Irvine l’avertit qu’il était bienvenu au Canada, mais que comme tout autre citoyen canadien, lui et sa tribu devraient répondre aux autorités policières, s’ils ne respectaient pas les lois de sa Majesté.

Dès son premier jour au Canada, Sitting Bull semble avoir été attiré par Légaré (marchand canadien) et lui a fait confiance. Le chef Sioux désirait notamment, selon le major Walsh, obéir strictement la loi canadienne et ne se comportait jamais sans l’avis du marchand canadien.

Au cours des semaines et des mois, le bien être des Sioux ainsi que celui des Indiens et des Métis canadiens se détérioraient puisque le nombre de bisons diminuait et donc la nourriture était plus rare.

Missionnaires et officiers de l’armée américaine offrirent à Sitting Bull, au nom du gouvernement américain, le pardon s’il retournait aux États-Unis.

Tenace, Sitting Bull refusa malgré le départ de plusieurs groupes de Sioux du Canada vers les États-Unis en 1879.

Sitting Bull fit tout ce qu’il put afin que ses Indiens puissent être reconnus comme Canadiens et être alloués de réserves.

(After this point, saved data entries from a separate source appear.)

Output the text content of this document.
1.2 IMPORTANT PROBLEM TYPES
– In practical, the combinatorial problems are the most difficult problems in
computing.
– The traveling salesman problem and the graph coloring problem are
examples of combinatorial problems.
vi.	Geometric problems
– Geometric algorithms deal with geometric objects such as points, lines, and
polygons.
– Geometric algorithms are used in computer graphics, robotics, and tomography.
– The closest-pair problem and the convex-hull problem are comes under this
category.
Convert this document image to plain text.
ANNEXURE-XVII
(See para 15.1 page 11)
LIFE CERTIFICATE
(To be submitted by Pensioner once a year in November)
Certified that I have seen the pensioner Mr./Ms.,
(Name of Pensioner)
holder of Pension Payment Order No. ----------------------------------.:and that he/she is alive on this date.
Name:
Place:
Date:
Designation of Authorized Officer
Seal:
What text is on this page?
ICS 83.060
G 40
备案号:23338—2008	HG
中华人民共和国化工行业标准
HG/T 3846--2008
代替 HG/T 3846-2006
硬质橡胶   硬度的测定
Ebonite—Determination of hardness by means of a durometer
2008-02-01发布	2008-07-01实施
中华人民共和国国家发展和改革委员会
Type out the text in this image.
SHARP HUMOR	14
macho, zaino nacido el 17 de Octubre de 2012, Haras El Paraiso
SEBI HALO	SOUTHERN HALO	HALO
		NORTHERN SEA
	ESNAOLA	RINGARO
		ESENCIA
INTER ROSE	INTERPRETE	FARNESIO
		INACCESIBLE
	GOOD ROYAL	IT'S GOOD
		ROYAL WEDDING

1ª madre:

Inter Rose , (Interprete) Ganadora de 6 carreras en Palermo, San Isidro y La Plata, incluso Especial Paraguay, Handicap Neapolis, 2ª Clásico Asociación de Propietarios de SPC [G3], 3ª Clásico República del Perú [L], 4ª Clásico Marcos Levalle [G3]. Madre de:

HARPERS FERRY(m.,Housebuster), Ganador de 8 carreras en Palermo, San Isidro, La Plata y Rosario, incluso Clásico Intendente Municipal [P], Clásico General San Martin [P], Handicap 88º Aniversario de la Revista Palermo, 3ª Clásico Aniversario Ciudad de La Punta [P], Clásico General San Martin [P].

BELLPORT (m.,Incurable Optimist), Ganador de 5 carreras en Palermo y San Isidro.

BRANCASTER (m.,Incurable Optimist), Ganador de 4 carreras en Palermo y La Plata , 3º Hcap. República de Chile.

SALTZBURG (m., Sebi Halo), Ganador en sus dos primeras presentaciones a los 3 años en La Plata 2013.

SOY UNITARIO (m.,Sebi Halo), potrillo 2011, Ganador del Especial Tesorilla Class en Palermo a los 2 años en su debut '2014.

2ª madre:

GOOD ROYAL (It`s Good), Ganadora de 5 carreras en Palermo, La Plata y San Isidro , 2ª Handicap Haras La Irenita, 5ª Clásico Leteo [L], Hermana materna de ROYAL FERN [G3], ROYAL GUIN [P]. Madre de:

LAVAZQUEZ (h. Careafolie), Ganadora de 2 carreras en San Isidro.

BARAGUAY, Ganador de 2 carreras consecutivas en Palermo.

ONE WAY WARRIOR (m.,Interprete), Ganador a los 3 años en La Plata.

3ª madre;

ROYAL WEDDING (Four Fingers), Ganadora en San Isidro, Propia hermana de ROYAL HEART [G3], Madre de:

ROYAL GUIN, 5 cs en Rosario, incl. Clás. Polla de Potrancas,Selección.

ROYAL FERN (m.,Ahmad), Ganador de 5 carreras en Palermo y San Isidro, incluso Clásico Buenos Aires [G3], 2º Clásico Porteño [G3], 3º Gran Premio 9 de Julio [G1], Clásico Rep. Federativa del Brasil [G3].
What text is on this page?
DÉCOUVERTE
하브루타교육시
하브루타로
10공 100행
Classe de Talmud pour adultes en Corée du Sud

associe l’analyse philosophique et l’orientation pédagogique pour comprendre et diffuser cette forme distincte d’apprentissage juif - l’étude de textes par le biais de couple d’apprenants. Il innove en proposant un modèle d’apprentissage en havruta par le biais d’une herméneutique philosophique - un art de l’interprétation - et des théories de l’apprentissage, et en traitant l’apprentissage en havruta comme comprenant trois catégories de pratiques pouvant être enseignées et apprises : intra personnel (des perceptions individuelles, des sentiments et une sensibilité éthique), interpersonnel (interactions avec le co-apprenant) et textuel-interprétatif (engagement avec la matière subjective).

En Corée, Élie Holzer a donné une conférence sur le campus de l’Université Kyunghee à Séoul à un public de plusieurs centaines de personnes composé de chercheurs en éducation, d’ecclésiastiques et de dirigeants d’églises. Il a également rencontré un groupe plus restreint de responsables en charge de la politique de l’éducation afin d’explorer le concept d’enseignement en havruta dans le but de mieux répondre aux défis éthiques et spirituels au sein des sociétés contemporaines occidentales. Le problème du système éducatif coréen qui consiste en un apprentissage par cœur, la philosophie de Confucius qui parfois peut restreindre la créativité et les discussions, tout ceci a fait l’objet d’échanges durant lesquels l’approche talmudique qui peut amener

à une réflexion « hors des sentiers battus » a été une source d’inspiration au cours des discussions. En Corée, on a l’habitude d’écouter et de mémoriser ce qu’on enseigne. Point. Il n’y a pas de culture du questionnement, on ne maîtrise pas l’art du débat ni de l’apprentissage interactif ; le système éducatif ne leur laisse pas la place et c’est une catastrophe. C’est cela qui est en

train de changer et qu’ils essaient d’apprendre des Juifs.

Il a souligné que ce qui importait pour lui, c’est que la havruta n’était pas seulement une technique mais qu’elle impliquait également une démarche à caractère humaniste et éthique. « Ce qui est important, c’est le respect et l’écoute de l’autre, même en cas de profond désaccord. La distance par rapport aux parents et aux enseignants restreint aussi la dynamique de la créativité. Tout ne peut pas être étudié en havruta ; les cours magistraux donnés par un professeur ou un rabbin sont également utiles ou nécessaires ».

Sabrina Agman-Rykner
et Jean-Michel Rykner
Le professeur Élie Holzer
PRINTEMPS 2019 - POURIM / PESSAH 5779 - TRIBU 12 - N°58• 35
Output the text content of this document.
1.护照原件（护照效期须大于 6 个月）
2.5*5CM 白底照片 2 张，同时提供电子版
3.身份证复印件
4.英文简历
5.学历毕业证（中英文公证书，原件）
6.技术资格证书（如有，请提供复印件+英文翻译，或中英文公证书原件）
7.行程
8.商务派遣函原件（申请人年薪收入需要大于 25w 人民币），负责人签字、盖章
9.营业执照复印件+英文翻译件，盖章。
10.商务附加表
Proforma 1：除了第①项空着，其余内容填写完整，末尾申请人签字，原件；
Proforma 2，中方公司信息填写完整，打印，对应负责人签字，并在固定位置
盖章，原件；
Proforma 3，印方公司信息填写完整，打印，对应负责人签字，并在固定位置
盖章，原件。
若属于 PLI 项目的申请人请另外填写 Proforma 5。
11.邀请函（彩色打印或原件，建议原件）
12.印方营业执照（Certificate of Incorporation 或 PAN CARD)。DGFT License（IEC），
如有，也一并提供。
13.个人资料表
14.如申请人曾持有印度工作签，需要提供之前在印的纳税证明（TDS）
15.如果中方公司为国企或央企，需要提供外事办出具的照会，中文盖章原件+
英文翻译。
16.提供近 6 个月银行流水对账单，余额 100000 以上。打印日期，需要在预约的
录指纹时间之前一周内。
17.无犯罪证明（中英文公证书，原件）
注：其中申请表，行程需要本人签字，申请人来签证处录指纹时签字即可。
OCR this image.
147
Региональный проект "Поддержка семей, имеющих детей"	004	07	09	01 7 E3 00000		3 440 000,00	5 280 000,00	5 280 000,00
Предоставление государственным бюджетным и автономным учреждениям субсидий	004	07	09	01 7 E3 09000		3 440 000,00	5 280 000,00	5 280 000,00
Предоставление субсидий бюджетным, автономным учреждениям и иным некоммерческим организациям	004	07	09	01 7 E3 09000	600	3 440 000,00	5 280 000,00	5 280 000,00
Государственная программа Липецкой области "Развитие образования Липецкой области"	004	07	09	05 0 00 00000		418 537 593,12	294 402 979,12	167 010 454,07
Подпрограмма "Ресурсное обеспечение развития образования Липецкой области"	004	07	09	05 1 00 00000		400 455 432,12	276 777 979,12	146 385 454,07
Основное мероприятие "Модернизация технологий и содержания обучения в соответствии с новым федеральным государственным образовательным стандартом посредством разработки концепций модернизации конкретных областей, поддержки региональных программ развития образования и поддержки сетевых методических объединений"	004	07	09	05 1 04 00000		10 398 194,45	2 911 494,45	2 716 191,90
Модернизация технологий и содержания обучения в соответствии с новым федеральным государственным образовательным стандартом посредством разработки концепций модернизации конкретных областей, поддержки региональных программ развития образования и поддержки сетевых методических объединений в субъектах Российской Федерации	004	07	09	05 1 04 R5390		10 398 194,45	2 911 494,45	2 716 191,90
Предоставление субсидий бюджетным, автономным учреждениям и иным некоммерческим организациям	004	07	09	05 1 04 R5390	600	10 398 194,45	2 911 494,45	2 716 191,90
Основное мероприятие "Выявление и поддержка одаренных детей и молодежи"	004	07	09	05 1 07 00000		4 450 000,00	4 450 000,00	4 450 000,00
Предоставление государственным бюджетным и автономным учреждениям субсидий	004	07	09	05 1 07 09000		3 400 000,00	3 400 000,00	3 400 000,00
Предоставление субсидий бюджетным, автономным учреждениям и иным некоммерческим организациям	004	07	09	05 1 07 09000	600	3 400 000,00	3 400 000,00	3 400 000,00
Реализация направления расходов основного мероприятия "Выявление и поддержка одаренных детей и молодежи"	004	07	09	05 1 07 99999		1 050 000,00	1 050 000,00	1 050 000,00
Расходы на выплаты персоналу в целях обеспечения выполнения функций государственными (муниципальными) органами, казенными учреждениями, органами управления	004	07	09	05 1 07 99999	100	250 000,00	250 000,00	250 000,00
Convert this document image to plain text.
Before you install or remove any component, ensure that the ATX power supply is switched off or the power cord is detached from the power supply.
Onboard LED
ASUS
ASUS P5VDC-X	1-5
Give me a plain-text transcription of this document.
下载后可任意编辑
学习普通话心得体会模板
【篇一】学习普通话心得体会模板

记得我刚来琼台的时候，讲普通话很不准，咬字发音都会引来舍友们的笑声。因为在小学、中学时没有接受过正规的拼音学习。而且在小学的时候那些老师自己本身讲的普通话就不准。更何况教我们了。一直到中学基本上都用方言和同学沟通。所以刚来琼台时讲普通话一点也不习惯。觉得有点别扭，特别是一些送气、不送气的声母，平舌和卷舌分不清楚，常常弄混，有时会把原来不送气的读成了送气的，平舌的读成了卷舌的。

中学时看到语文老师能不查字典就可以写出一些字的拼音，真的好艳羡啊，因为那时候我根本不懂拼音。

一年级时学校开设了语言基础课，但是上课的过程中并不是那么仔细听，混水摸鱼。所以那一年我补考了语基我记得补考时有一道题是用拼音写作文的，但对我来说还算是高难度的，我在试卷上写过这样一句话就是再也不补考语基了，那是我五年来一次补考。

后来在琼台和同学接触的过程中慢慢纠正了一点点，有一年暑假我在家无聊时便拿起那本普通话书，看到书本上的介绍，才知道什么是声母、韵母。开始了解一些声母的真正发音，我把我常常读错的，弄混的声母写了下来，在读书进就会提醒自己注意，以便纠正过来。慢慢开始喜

Malheureusement, la conjoncture fit en sorte que le gouvernement refusa d’allouer un terrain sur une réserve à la tribu de Sitting Bull. Ils se verront donc simplement accorder un sanctuaire.

 

Au début de l’automne de 1881, Sitting Bull, accompagné de quelques guerriers, se rendit au poste de la Baie d’Hudson à Fort Qu’Appelle où se retrouvait l’agent indien, Colonel Allen MacDonald pour ainsi se procurer de la nourriture.

L’agent indien, les avait informés qu’il n’avait pas assez de nourriture à distribuer à la tribu de Sittiing Bull.

Ils repartirent donc, vers Wood Mountain, bredouilles de leur rencontre. Sur le chemin en direction de Wood mountain, Sitting Bull apprit que le père Hugonard, directeur de la mission oblate dans la vallée de qu’Appelle, avait commandé de la farine.

Alors Sitting Bull décida de partir à la rencontre du père Hugonard afin d’obtenir un peu de cette farine. Apres des négociations, le père et les guerriers ont décidé d’échanger quelques outils pour de la farine.

Après un hiver particulièrement rude en 1881, Sitting Bull et ceux qui étaient toujours avec lui se rendirent finalement a l’armée américaine au Fort Buford, ou il embarquèrent sur des bateaux à vapeur.

Avant son départ il remis son fusil à son fils et lui conseilla d’apprendre a vivre avec les blancs et de se souvenir de son père comme du dernier Sioux a rendre son arme.

Il fut emprisonné pendant 2 ans, avant d’être envoyé a la réserve Standing Rock.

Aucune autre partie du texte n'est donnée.